Seeing the forecast for a strong westerly Carol and I towed the Janus to the Mynd for a spot of wave and ridge soaring. The wind was blowing at a steady 20kts straight onto the ridge so they only give you a lob to about 100-200ft, this is because the idea is to give you plenty of airspeed not height. After being chopped at about 150 ft we had to dive at the ridge, which we cleared by all of 50 ft and contacted amazing lift as we turned left. At Shalbourne a 150ft launch is always followed by a land ahead but in a westerly at the Mynd there is nothing straight ahead to land on!
(Off the wire at about 150ft then dive for the ridge!)

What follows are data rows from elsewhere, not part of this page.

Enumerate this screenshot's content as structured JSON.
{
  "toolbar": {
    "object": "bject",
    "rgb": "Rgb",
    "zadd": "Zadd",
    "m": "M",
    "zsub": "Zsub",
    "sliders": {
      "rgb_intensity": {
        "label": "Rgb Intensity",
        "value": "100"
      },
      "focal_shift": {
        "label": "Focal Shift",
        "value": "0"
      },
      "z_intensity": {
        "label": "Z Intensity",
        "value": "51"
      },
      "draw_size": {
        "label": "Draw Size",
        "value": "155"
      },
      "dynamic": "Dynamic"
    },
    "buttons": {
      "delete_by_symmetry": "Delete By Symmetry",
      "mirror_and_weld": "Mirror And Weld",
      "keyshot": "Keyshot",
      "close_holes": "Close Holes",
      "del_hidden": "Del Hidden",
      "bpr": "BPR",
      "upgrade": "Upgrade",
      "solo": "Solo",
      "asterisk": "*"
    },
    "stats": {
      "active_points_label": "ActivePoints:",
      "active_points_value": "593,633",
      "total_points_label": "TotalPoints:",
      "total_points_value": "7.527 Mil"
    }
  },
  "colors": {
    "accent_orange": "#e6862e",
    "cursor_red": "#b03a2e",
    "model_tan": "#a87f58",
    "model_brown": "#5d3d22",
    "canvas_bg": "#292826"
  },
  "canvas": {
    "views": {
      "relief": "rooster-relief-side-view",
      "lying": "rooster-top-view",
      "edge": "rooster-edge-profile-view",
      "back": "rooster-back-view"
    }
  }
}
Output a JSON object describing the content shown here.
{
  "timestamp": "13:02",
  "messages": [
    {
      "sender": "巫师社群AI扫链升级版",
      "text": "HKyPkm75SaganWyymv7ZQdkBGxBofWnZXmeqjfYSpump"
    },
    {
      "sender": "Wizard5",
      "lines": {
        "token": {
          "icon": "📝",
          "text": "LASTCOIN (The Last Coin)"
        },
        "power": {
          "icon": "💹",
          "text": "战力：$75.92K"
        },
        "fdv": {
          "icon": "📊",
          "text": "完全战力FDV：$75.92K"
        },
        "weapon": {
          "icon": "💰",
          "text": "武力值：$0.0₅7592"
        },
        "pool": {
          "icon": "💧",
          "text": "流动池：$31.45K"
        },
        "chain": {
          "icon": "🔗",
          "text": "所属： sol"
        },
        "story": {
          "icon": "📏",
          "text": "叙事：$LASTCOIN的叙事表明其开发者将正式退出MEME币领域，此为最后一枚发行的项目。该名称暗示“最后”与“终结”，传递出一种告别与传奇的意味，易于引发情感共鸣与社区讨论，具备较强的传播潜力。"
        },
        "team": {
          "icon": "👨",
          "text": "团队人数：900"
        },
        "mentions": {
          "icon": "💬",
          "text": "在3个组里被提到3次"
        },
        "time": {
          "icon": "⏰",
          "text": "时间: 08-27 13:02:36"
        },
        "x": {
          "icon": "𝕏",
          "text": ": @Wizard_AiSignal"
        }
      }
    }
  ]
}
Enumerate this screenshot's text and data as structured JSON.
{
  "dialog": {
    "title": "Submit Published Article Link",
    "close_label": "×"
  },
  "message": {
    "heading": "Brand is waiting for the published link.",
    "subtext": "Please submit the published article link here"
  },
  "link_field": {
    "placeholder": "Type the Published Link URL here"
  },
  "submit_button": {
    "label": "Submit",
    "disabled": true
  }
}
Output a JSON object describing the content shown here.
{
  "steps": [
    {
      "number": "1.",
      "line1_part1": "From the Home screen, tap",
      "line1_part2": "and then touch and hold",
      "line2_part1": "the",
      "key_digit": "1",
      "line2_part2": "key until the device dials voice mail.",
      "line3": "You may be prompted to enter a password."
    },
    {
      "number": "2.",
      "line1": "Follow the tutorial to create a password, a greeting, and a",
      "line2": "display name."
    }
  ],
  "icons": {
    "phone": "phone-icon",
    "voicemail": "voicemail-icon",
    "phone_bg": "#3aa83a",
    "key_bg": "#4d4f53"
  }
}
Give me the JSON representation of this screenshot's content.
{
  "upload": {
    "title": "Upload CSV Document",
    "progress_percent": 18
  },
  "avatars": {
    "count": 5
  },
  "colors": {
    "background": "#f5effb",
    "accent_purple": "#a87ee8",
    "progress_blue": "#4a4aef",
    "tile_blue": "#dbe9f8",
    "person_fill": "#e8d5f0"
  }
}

The lift along the ridge was very strong in places with climbs of 6 to 8 kts but highest most of us could get to was just over 1500ft. It seemed that the wave was out of phase with the ridge and was supressing any good climbs. As time went by the airmass changed and weak wave was contacted by quite a few including us. We eventually reached 4000ft before going into cloud but few others were lucky and climbed a bit higher in a few gaps. A call went out from the launchpoint saying that the wind had increased and was now gusting to 45kts! So after watching how a few others flew their circuit we began ours. The brief was to leave the ridge at 1,000ft, fly a high circuit, not to go too far back and to approach at 80 kts.
Despite what seemed a very high circuit and after dodging a few sheep we came to halt just past the launch point.
Even though the round trip took over 6 hrs we both agreed that the 3 hrs soaring made it all worth while.